Rozdział 4. Propozycja.

101 11 0
                                    

Leżałem w ciepłym i miękkim... Łóżku? Miałem nadzieje, że nie jestem w domu. Wszystko mnie bolało. Chciałem wstać ale ból mi to nie umożliwiał. Otworzyłem oczy i... Zamroziło mnie gdy zauważyłem, że jestem w obcym pomieszczeniu. Rozejrzałem się po pomieszczeniu i przeraziło mnie to, że przy łóżku na którym leżałem siedział... S-Shredder... Bałem się chociaż. Jeśli mnie zabije moi bracia będą wolni ode mnie i moich niepowodzeń.

-Mistrzu Shredderze.- Usłyszałem głos Stockmuchy. Przełknąłem ślinę wystraszony gdy Shredder na mnie spojrzał.

-No proszę w końcu się obudziłeś Hamato.- Powiedział wstając z krzesła.

-C-Czego ode mnie c-chcecie?- Spytałem się wystraszony. Shredder spojrzał na mnie.

-Cóż... Dać ci szanse na leprze życie. Powiedz. Ile razy bracia cie bili, krzyczeli na ciebie i wyśmiewali?- Na jego słowa posmutniałem. Odwróciłem głowę patrząc na ścianę ze łzami. Nie chciałem patrząc na Shreddera.- Nie mają oni prawa cie tak traktować. Daje ci propozycje.
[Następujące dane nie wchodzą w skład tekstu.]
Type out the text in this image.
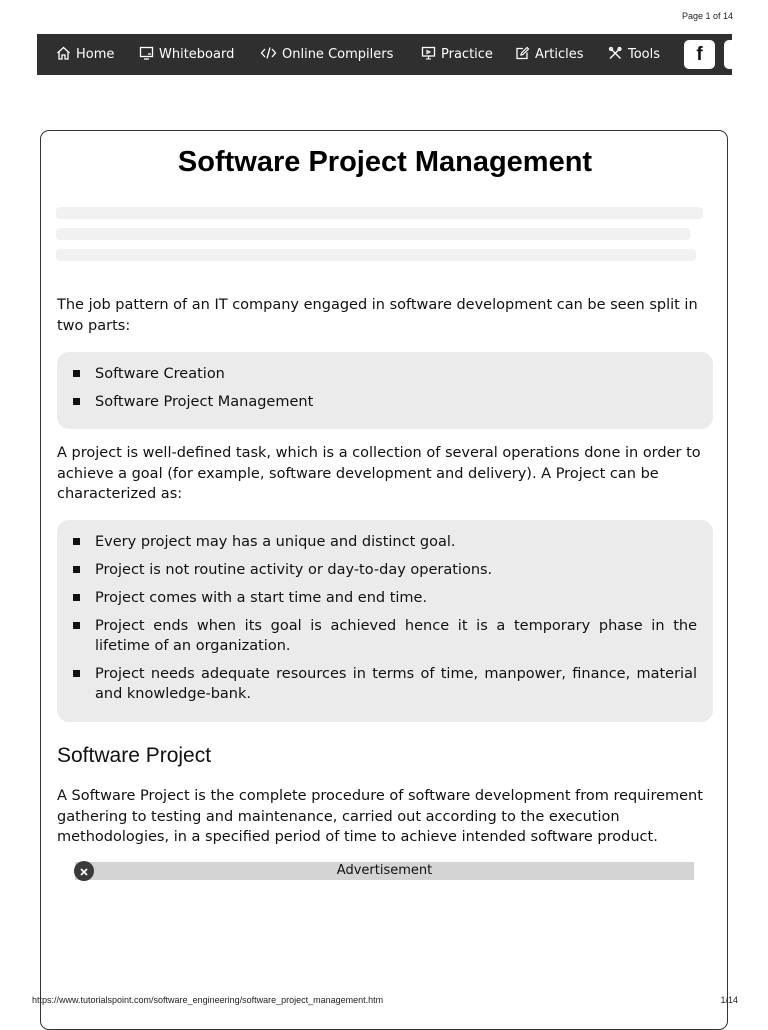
Page 1 of 14
Home	Whiteboard	Online Compilers	Practice	Articles	Tools f
Software Project Management

The job pattern of an IT company engaged in software development can be seen split in two parts:

Software Creation
Software Project Management

A project is well-defined task, which is a collection of several operations done in order to achieve a goal (for example, software development and delivery). A Project can be characterized as:

Every project may has a unique and distinct goal.
Project is not routine activity or day-to-day operations.
Project comes with a start time and end time.
Project ends when its goal is achieved hence it is a temporary phase in the lifetime of an organization.
Project needs adequate resources in terms of time, manpower, finance, material and knowledge-bank.
Software Project

A Software Project is the complete procedure of software development from requirement gathering to testing and maintenance, carried out according to the execution methodologies, in a specified period of time to achieve intended software product.

Advertisement
https://www.tutorialspoint.com/software_engineering/software_project_management.htm	1/14
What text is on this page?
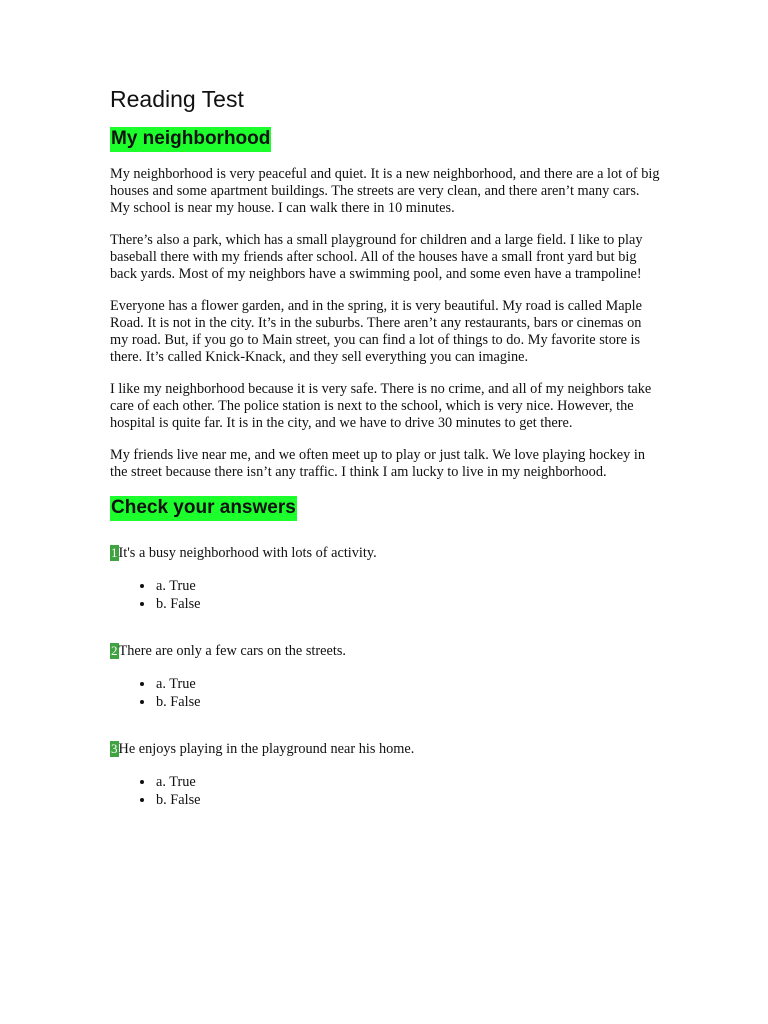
Reading Test
My neighborhood

My neighborhood is very peaceful and quiet. It is a new neighborhood, and there are a lot of big houses and some apartment buildings. The streets are very clean, and there aren’t many cars. My school is near my house. I can walk there in 10 minutes.

There’s also a park, which has a small playground for children and a large field. I like to play baseball there with my friends after school. All of the houses have a small front yard but big back yards. Most of my neighbors have a swimming pool, and some even have a trampoline!

Everyone has a flower garden, and in the spring, it is very beautiful. My road is called Maple Road. It is not in the city. It’s in the suburbs. There aren’t any restaurants, bars or cinemas on my road. But, if you go to Main street, you can find a lot of things to do. My favorite store is there. It’s called Knick-Knack, and they sell everything you can imagine.

I like my neighborhood because it is very safe. There is no crime, and all of my neighbors take care of each other. The police station is next to the school, which is very nice. However, the hospital is quite far. It is in the city, and we have to drive 30 minutes to get there.

My friends live near me, and we often meet up to play or just talk. We love playing hockey in the street because there isn’t any traffic. I think I am lucky to live in my neighborhood.

Check your answers

1It's a busy neighborhood with lots of activity.

a. True
b. False

2There are only a few cars on the streets.

a. True
b. False

3He enjoys playing in the playground near his home.

a. True
b. False
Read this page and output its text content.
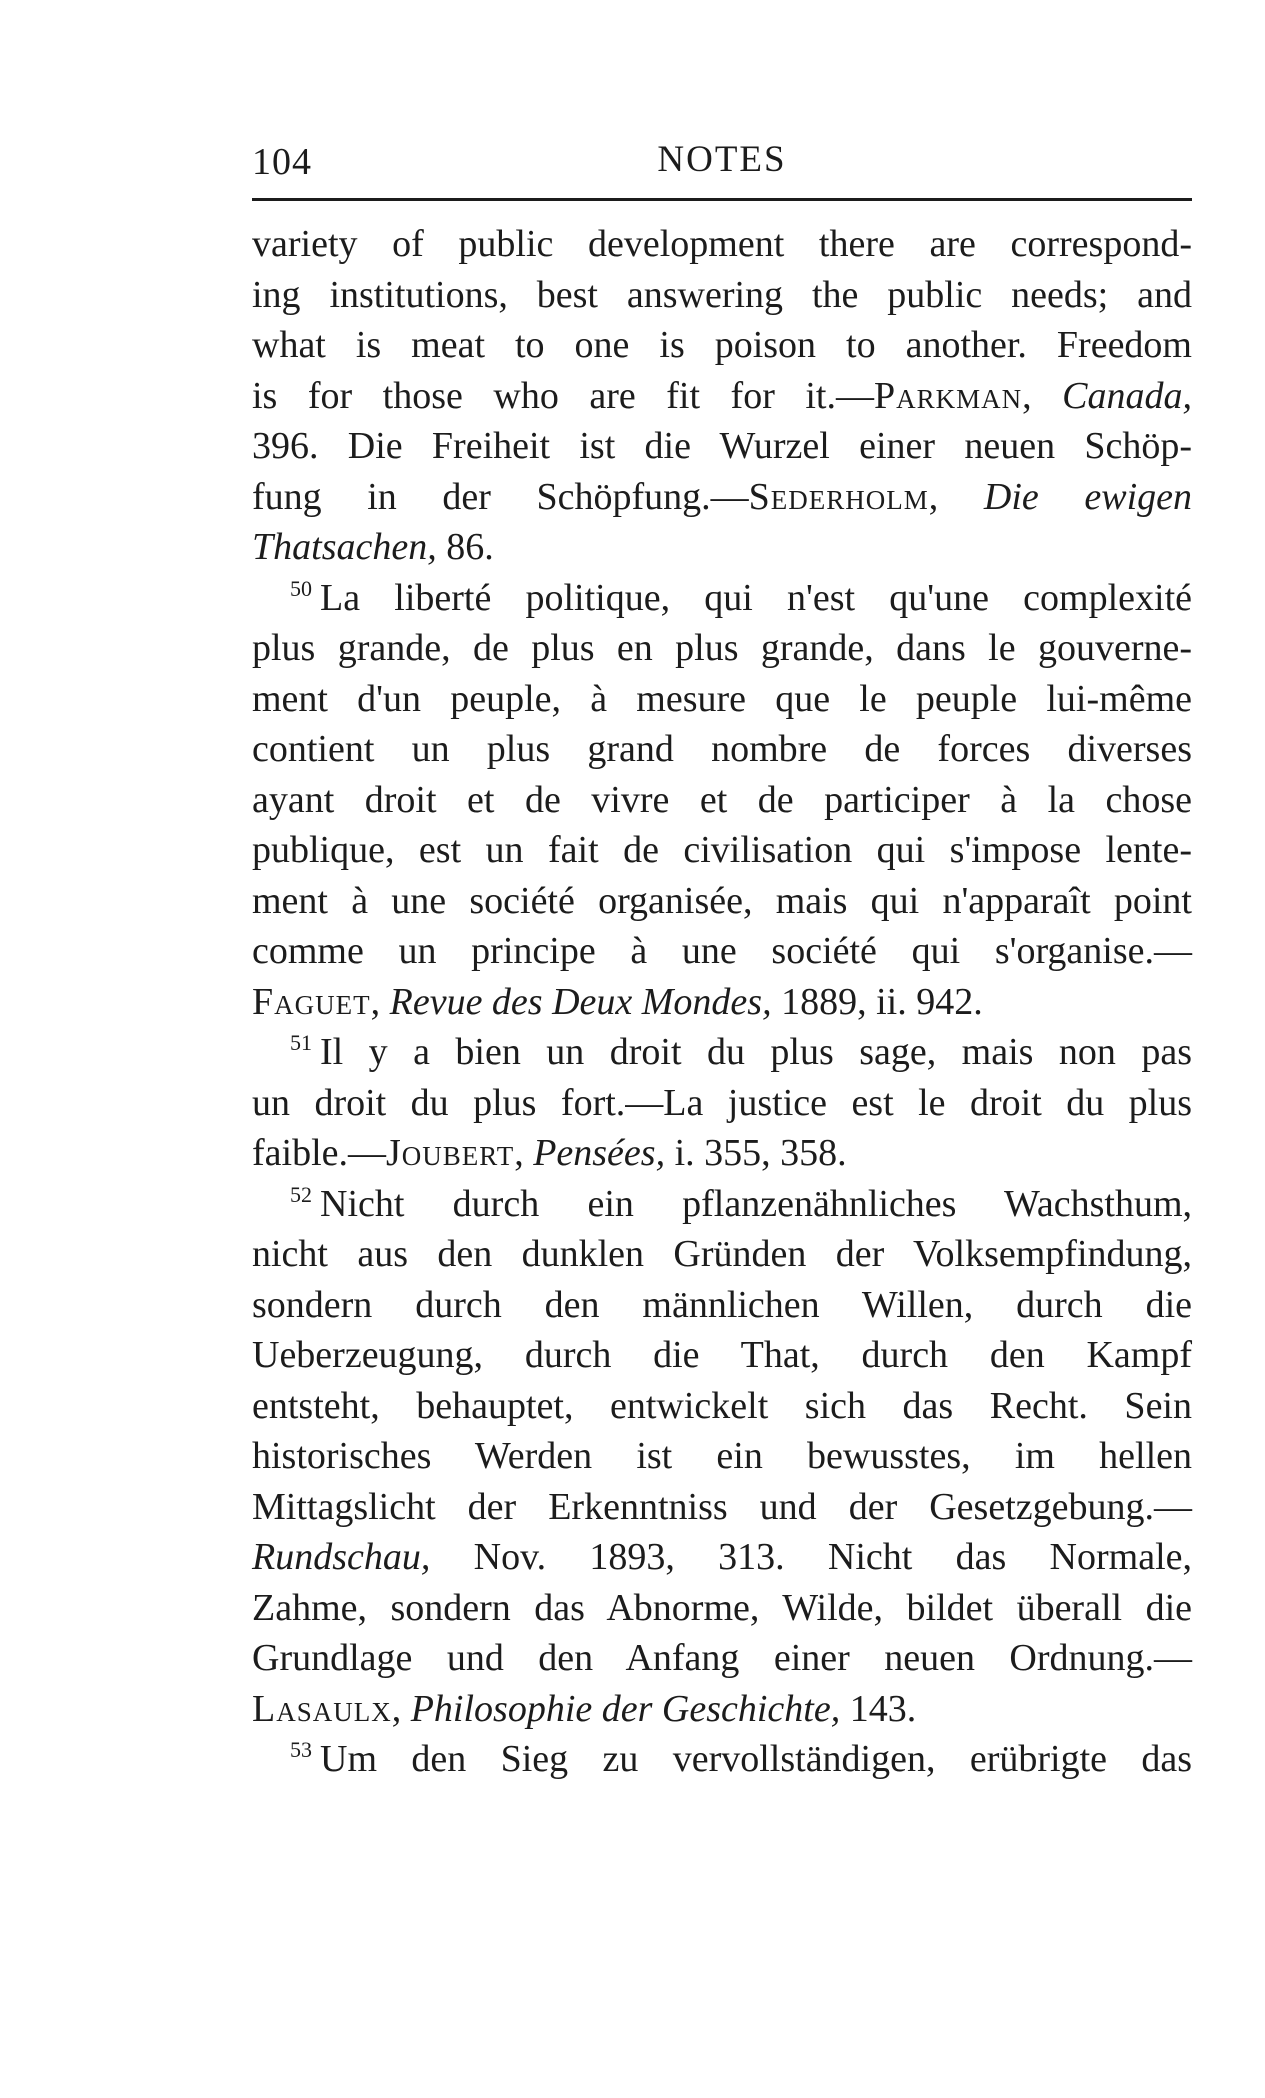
104	NOTES
variety of public development there are correspond-
ing institutions, best answering the public needs; and
what is meat to one is poison to another. Freedom
is for those who are fit for it.—Parkman, Canada,
396. Die Freiheit ist die Wurzel einer neuen Schöp-
fung in der Schöpfung.—Sederholm, Die ewigen
Thatsachen, 86.
$^{50}$ La liberté politique, qui n'est qu'une complexité
plus grande, de plus en plus grande, dans le gouverne-
ment d'un peuple, à mesure que le peuple lui-même
contient un plus grand nombre de forces diverses
ayant droit et de vivre et de participer à la chose
publique, est un fait de civilisation qui s'impose lente-
ment à une société organisée, mais qui n'apparaît point
comme un principe à une société qui s'organise.—
Faguet, Revue des Deux Mondes, 1889, ii. 942.
$^{51}$ Il y a bien un droit du plus sage, mais non pas
un droit du plus fort.—La justice est le droit du plus
faible.—Joubert, Pensées, i. 355, 358.
$^{52}$ Nicht durch ein pflanzenähnliches Wachsthum,
nicht aus den dunklen Gründen der Volksempfindung,
sondern durch den männlichen Willen, durch die
Ueberzeugung, durch die That, durch den Kampf
entsteht, behauptet, entwickelt sich das Recht. Sein
historisches Werden ist ein bewusstes, im hellen
Mittagslicht der Erkenntniss und der Gesetzgebung.—
Rundschau, Nov. 1893, 313. Nicht das Normale,
Zahme, sondern das Abnorme, Wilde, bildet überall die
Grundlage und den Anfang einer neuen Ordnung.—
Lasaulx, Philosophie der Geschichte, 143.
$^{53}$ Um den Sieg zu vervollständigen, erübrigte das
Możesz dołączyć do mnie i do mojego klanu i zemścić się na braciach za krzywdy lub odmówić i stracić życie albo zostać żółwiem do doświadczeń dla Stockmana. Ale dam ci czas na przemyślenie tego.- Powiedział, a po chwili usłyszałem dźwięk zamykanych drzwi. Poczułem łzy spływające po policzkach. Starałem się zasnąć. Co po jakimś czasie udało.

/Sen Mikeyego/

Byłem w kanałach. Wbiegłem do kryjówki ale widok jaki zauważyłem złamał mi serce. Moi bracia i przyjaciele śmiali się. Nie wiedziałem o co im chodzi. Podszedłem trochę aż nadepnąłem na deskorolkę i wywróciłem się. Ignorowali to. Traktowali mnie jakbym nie istniał.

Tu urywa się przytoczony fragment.